At the end of this phase, the RecoveryManager knows exactly which transactions to roll back and the earliest point in the log from which it needs to start re-applying changes.

Phase 2: Redo (Repeating History)

The goal of the Redo phase (recovery/redo.rs) is to restore the database to its exact state at the moment of the crash, including all changes from both committed and uncommitted (loser) transactions.

  1. The Redo phase finds the smallest recLSN from the Dirty Page Table built during Analysis. This LSN is the starting point for the redo scan.
  2. It scans the log forward from this starting point.
  3. For every log record it encounters that describes a physical change to a page (e.g., PageWrite, PageDelta, Heap*), it re-applies the change. This is idempotent: if the change is already present on the page (because it was successfully flushed to disk before the crash), re-applying it does no harm.

At the end of this phase, the database state on disk is identical to how it was in memory right before the crash.

Phase 3: Undo (Rolling Back Losers)

The final phase (recovery/undo.rs) is responsible for rolling back all the "loser" transactions identified during Analysis.

  1. The UndoExecutor takes the list of loser transactions.
  2. For each loser transaction, it scans the WAL backwards, following the chain of log records for that transaction.
  3. For each operation record (like HeapInsert, HeapUpdate), it performs the logical inverse operation:
    • To undo an Insert, it performs a Delete.
    • To undo a Delete, it restores the deleted data.
    • To undo an Update, it restores the data from before the update.
  4. Crucially, for every undo action it performs, it writes a Compensation Log Record (CLR) to the WAL. The CLR contains information about the undo action and, importantly, a pointer to the next log record that needs to be undone for that transaction.

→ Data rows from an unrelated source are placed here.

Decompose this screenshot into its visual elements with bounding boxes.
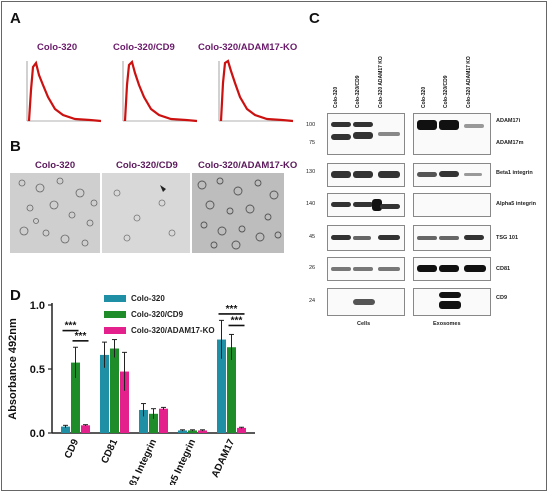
lane-label-cells-2: Colo-320/CD9 [355, 75, 361, 108]
bar [237, 427, 246, 433]
blot-cells-cd9 [327, 288, 405, 316]
x-tick-label: β1 Integrin [128, 438, 160, 485]
bar [81, 425, 90, 433]
blot-exo-adam17 [413, 113, 491, 155]
group-label-cells: Cells [357, 321, 371, 327]
bar [120, 371, 129, 433]
blot-exo-beta1 [413, 163, 491, 187]
y-axis-title: Absorbance 492nm [7, 318, 19, 420]
legend-swatch-3 [104, 327, 126, 334]
legend-label-2: Colo-320/CD9 [131, 310, 184, 319]
x-tick-label: CD9 [63, 437, 82, 460]
blot-label-beta1: Beta1 integrin [496, 170, 533, 176]
panel-c-letter: C [309, 10, 320, 27]
bar [198, 430, 207, 433]
bar [110, 348, 119, 433]
significance-label: *** [65, 321, 77, 332]
significance-label: *** [231, 315, 243, 326]
blot-exo-tsg101 [413, 225, 491, 251]
significance-label: *** [226, 304, 238, 315]
mw-24: 24 [309, 298, 316, 304]
blot-cells-alpha5 [327, 193, 405, 217]
blot-exo-alpha5 [413, 193, 491, 217]
mw-140: 140 [306, 201, 316, 207]
blot-label-adam17i: ADAM17i [496, 118, 521, 124]
bar [61, 426, 70, 433]
blot-label-alpha5: Alpha5 integrin [496, 201, 537, 207]
mw-45: 45 [309, 234, 316, 240]
significance-label: *** [75, 331, 87, 342]
blot-label-cd81: CD81 [496, 266, 511, 272]
nta-title-3: Colo-320/ADAM17-KO [198, 42, 298, 53]
x-tick-label: α5 Integrin [167, 438, 199, 485]
tem-title-3: Colo-320/ADAM17-KO [198, 160, 298, 171]
bar [149, 413, 158, 433]
bar [178, 430, 187, 433]
legend-label-3: Colo-320/ADAM17-KO [131, 326, 215, 335]
y-tick-label: 0.5 [30, 364, 45, 376]
nta-plot-2 [122, 59, 198, 123]
legend-swatch-2 [104, 311, 126, 318]
tem-title-2: Colo-320/CD9 [116, 160, 178, 171]
bar-chart: 0.0 0.5 1.0 Absorbance 492nm CD9 CD81 β1 Integ… [7, 300, 255, 485]
blot-cells-cd81 [327, 257, 405, 281]
bar [188, 430, 197, 433]
bar [217, 339, 226, 433]
nta-title-1: Colo-320 [37, 42, 78, 53]
mw-75: 75 [309, 140, 316, 146]
nta-plot-3 [218, 59, 294, 123]
blot-cells-tsg101 [327, 225, 405, 251]
bar [100, 354, 109, 433]
y-tick-label: 0.0 [30, 428, 45, 440]
tem-title-1: Colo-320 [35, 160, 76, 171]
blot-exo-cd81 [413, 257, 491, 281]
mw-26: 26 [309, 265, 316, 271]
lane-label-cells-1: Colo-320 [333, 86, 339, 108]
bar [159, 408, 168, 433]
tem-image-3 [192, 173, 284, 253]
blot-exo-cd9 [413, 288, 491, 316]
panel-d-letter: D [10, 287, 21, 304]
mw-130: 130 [306, 169, 316, 175]
tem-image-2 [102, 173, 190, 253]
lane-label-exo-2: Colo-320/CD9 [443, 75, 449, 108]
y-tick-label: 1.0 [30, 300, 45, 312]
x-tick-label: ADAM17 [210, 437, 238, 479]
lane-label-exo-1: Colo-320 [421, 86, 427, 108]
bar [139, 409, 148, 433]
blot-label-adam17m: ADAM17m [496, 140, 524, 146]
blot-label-cd9: CD9 [496, 295, 508, 301]
blot-cells-beta1 [327, 163, 405, 187]
tem-image-1 [10, 173, 100, 253]
x-tick-label: CD81 [99, 437, 120, 465]
group-label-exosomes: Exosomes [433, 321, 461, 327]
bar [227, 347, 236, 433]
blot-cells-adam17 [327, 113, 405, 155]
panel-a-letter: A [10, 10, 21, 27]
lane-label-exo-3: Colo-320 ADAM17 KO [466, 56, 472, 108]
lane-label-cells-3: Colo-320 ADAM17 KO [378, 56, 384, 108]
legend-swatch-1 [104, 295, 126, 302]
nta-plots [26, 59, 294, 123]
blot-label-tsg101: TSG 101 [496, 235, 519, 241]
mw-100: 100 [306, 122, 316, 128]
legend-label-1: Colo-320 [131, 294, 165, 303]
panel-b-letter: B [10, 138, 21, 155]
bar [71, 362, 80, 433]
nta-title-2: Colo-320/CD9 [113, 42, 175, 53]
nta-plot-1 [26, 60, 102, 123]
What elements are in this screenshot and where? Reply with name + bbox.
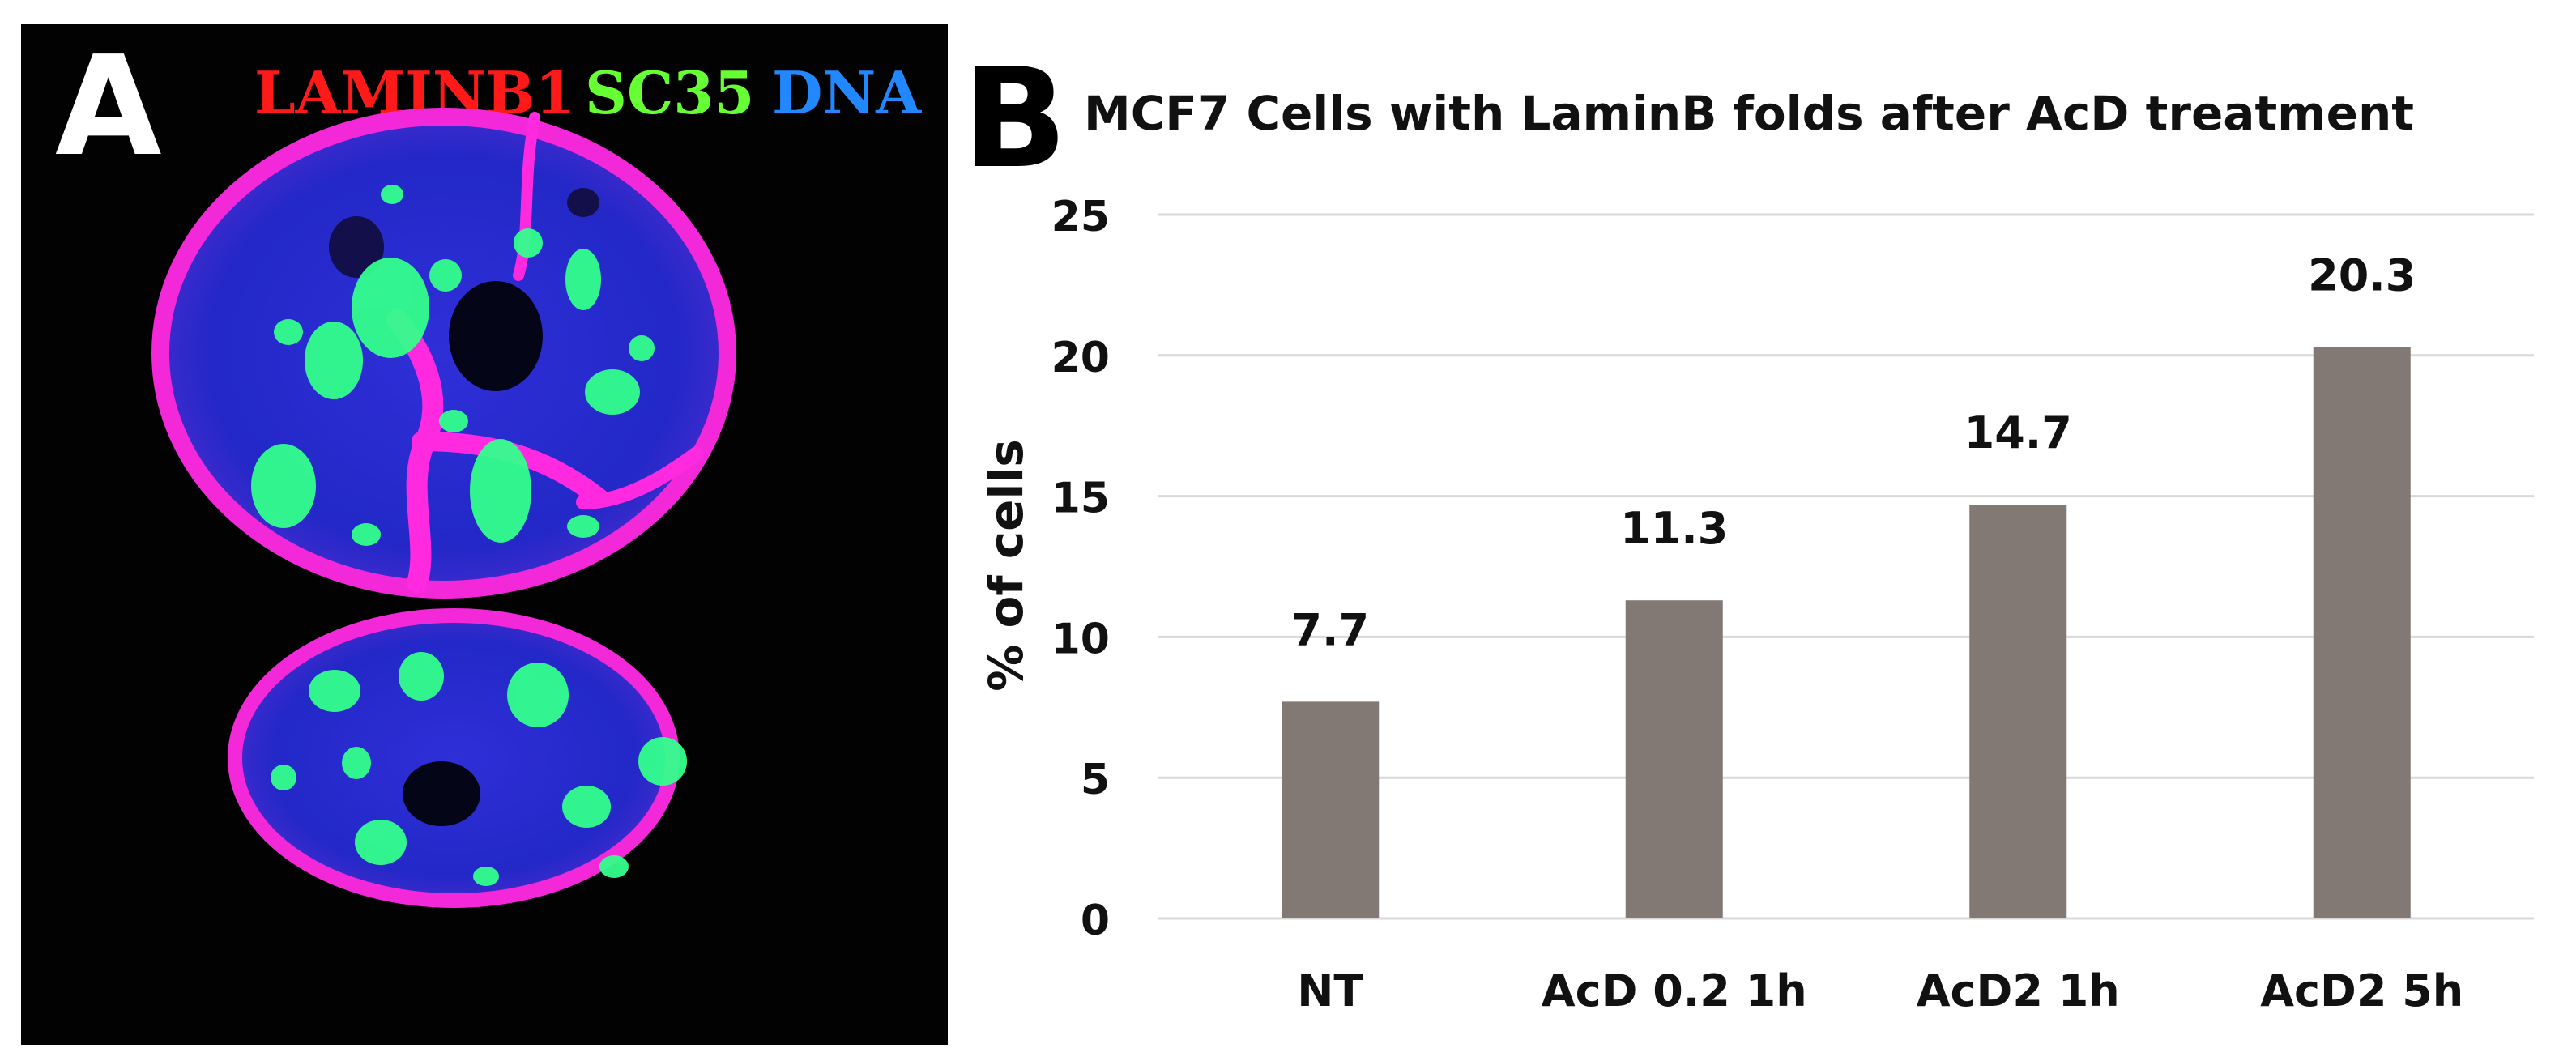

This use of CLRs makes the recovery process itself crash-proof. If the system crashes during the undo phase, the next time recovery runs, it will see the CLRs. It will simply continue the undo process from where it left off by following the pointers in the CLRs, without ever having to undo an undo action.

3. Checkpoints

If the log were allowed to grow forever, recovery would become slower and slower. Checkpoints are a background process that periodically creates a point of partial durability.

A checkpoint does the following:

  1. Temporarily stops new transactions from starting.
  2. Writes a BEGIN_CHECKPOINT record to the WAL, containing the current ATT and DPT.
  3. Flushes all dirty pages from the buffer pool to disk.
  4. Writes an END_CHECKPOINT record to the WAL.

Once a checkpoint is complete, the RecoveryManager knows that all changes described in log records before the BEGIN_CHECKPOINT record are safely on disk. Therefore, those older parts of the WAL file are no longer needed for recovery and can be truncated or recycled, keeping the recovery process efficient.


For Study & Discussion

  1. Repeating History: The Redo phase re-applies changes from all transactions, including those that will be undone later (the "losers"). This seems wasteful. Why is this "repeating history" approach a core principle of ARIES? What would go wrong if we tried to only redo changes from committed transactions?

  2. Compensation Log Records (CLRs): What specific problem would occur if the system crashed during the Undo phase and we didn't write CLRs? How does a CLR's "redo-only" nature make the recovery process idempotent and robust against repeated crashes?

  3. Checkpointing Frequency: What are the performance trade-offs between checkpointing very frequently versus very infrequently? Consider both normal runtime performance and the time it takes to recover after a crash.

  4. Programming Exercise: Add a new WAL record type. For example, a HeapReclaim record that logs the physical removal of a dead tuple by a vacuum process. To do this, you would need to: a. Add a variant to the HeapRecordPayload enum in wal_record.rs. b. Update the codec functions to handle its serialization. c. Decide what information the HeapReclaim record needs to contain. d. Implement the redo logic for this new record in the appropriate ResourceManager. What should happen when you redo a HeapReclaim record?